Waffe sah echt aus

Prozess um Überfallserie auf Tankstellen

Im Prozess gegen einen 37-Jährigen, der Anfang April 2014 zwei Tankstellen in Tübingen und eine in Mössingen ausgeraubt haben soll, hörte das Landgericht gestern die überfallenen Angestellten.

03.12.2015

Von Dorothee Hermann

Tübingen/Mössingen. Der Angeklagte soll am Abend des 5. April 2014 drei Tankstellen überfallen haben (wir berichteten). Er gab an, seit langem drogenabhängig zu sein. Mitangeklagt ist die 26-jährige Freundin des Mannes. Sie soll die Sturmhaube besorgt haben, mit der sich der Räuber jeweils maskierte. Die Tatwaffe soll sie von einem Cousin bekommen haben.

Der Täter war jeweils kurz vor Betriebsschluss gekommen und hatte die teilweise allein anwesenden Angestellten mit einer Schreckschusspistole zur Herausgabe der Kasseneinnahmen gezwungen. Insgesamt soll er rund 2250 Euro erbeutet haben. Die dem Gericht vorliegende Waffe sah täuschend echt aus.

Der 22-Jährige, der an jenem Abend in der Lustnauer Sprint-Tankstelle an der Kasse saß, hatte schon das Wechselgeld gezählt und zunächst gar nicht registriert, dass jemand hereingekommen war. „Er stand plötzlich vor mir.“ Der maskierte Mann trug eine Waffe. „Ich hatte damals den Eindruck, ich werde direkt bedroht“, sagte der Zeuge. Erst auf dem Video der Überwachungskamera sah er im Nachhinein, dass der Täter die Waffe nur in der Hand hielt.

Der Mann habe sofort über den Verkaufstresen in die Kasse gegriffen und versucht, den schwarzen Einsatz herauszureißen. Als ihm das nicht gelang, habe er erneut Geld gefordert und etwa 640 Euro erbeutet. „Es war auf jeden Fall ein Schock“, so der Zeuge. Doch dann habe er sich gesagt, ihm sei nichts passiert, ihm gehe es gut. Ein paar Tage später arbeitete er schon wieder in der Tankstelle. Es habe ihm geholfen, mit seinen Eltern und mit den Betreibern zu sprechen. In der Folgezeit sei er nur einmal kurz erschrocken, als er bei einer Zapfsäule einen Mann mit Sturmhaube zu sehen meinte. „Es war aber ein Motorradfahrer.“

Am Tatabend näherte sich der Angestellte als nächstes einer Tankstelle in Mössingen. Das Überwachungs-Video zeigt einen Maskierten, der mit der Pistole in der Hand in den Verkaufsraum stürmte. Der damals 41-jährige Angestellte versuchte zunächst, den Mann mit Fünf-Euro-Scheinen abzuspeisen. „Es klappte nicht“, sagte er gestern. Schließlich machte er einfach, was der Täter verlangte. Doch er habe zu keinem Zeitpunkt befürchtet, ihm könne ernstlich etwas passieren.
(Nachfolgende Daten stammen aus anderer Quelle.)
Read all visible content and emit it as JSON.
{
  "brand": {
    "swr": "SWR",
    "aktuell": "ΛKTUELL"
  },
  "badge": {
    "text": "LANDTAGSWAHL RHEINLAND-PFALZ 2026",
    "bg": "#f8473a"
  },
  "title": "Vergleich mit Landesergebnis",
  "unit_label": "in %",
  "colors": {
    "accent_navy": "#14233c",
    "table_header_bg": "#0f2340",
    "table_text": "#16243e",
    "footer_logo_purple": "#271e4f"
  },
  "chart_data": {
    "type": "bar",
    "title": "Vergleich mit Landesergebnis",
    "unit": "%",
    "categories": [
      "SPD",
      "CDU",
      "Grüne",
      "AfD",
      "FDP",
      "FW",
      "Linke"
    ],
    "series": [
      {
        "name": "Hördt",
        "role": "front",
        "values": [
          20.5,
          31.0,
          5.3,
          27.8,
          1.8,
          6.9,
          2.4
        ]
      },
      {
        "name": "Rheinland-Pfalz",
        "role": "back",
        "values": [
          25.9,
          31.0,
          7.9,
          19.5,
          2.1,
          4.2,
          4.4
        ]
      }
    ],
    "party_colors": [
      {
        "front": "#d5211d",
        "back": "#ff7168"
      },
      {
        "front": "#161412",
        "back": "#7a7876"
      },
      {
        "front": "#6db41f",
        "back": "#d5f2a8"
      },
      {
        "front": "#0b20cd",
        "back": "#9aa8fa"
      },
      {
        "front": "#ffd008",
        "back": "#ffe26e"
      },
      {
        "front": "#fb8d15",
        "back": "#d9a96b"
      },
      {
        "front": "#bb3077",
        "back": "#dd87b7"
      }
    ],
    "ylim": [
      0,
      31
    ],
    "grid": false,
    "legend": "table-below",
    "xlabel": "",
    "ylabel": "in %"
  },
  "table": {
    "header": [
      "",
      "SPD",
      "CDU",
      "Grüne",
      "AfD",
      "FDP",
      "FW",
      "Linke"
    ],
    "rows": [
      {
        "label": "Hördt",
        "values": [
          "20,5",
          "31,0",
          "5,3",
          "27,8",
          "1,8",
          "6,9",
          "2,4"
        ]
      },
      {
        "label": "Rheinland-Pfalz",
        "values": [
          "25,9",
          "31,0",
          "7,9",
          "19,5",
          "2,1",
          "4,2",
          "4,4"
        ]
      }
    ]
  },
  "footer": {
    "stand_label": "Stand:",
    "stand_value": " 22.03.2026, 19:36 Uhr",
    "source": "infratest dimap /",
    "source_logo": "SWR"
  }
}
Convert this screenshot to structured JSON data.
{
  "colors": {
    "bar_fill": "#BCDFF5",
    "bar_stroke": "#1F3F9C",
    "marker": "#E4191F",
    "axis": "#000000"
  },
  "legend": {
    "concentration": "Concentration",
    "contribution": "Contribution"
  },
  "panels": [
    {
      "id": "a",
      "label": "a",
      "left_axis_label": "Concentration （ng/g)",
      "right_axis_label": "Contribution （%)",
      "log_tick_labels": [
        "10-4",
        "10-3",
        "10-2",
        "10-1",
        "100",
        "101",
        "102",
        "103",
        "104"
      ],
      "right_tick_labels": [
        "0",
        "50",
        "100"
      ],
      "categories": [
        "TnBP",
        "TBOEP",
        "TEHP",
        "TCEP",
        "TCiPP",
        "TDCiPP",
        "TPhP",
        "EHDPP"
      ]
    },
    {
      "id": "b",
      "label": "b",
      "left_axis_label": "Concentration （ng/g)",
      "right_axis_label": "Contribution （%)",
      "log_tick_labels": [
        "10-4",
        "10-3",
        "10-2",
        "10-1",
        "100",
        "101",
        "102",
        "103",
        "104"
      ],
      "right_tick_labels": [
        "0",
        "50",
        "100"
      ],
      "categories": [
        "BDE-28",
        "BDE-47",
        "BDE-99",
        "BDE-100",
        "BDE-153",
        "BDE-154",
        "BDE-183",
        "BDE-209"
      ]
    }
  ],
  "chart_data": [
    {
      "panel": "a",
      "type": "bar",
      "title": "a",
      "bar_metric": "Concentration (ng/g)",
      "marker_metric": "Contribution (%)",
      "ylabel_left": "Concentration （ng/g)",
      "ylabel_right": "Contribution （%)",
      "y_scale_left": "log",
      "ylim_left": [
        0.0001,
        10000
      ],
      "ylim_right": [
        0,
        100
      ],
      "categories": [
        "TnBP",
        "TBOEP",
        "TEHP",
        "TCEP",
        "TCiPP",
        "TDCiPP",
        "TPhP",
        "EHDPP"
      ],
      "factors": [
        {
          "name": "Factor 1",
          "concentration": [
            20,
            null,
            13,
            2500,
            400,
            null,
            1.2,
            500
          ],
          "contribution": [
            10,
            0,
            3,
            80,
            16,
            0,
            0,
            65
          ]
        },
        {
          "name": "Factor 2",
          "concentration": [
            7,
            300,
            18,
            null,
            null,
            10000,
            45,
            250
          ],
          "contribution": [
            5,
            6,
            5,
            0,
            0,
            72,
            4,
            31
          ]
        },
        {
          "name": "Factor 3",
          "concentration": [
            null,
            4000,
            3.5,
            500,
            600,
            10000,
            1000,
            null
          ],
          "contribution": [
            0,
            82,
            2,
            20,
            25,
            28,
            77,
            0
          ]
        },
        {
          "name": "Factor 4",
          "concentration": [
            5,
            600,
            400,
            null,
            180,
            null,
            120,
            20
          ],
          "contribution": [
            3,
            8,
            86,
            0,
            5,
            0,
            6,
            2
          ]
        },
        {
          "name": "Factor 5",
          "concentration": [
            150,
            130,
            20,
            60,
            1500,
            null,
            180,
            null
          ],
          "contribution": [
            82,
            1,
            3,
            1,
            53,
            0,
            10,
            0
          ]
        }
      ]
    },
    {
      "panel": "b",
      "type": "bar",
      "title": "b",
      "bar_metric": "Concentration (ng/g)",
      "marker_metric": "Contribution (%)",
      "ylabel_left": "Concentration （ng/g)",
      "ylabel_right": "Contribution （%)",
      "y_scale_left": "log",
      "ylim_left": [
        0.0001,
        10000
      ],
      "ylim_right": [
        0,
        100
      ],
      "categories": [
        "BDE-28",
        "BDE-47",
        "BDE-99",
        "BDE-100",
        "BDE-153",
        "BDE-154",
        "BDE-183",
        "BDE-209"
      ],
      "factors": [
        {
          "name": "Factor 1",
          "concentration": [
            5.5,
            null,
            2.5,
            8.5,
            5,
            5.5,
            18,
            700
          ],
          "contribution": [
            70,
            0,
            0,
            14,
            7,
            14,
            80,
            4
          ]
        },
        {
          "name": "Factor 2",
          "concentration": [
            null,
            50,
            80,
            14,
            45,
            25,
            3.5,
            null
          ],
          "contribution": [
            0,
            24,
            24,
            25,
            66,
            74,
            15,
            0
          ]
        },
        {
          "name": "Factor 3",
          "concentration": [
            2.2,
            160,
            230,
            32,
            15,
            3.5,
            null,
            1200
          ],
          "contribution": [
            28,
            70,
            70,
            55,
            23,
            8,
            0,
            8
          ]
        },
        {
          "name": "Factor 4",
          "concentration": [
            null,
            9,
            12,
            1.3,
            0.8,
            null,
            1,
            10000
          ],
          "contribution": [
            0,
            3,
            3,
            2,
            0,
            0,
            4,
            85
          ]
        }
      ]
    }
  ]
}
Das dritte Ziel des Angeklagten war die Esso-Tankstelle in der Tübinger Weststadt. Die Studentin, die an jenem Abend an der Kasse saß, war schon beim Aufräumen. „Es war nach 23 Uhr.“ Der Täter gab zunächst vor, Zigaretten kaufen zu wollen. Als die Frau ihm das Päckchen hinlegte, habe er eine Waffe aus dem Hosenbund gezogen und Geld gefordert. „Für mich sah es aus wie eine Pistole, wie sie auch ein Polizist tragen könnte.“ Mittlerweile seien noch zwei weitere Kunden gekommen, ein junger Mann und eine ältere Dame. Der Mann habe noch versucht, den Täter aufzuhalten. Doch die 25-Jährige hielt ihn ab: „Hauptsache, es passiert nichts.“

Alle drei haben den Überfall gut verarbeitet und gestern die Entschuldigung des Angeklagten angenommen. Das Urteil wird für den heutigen Donnerstag erwartet.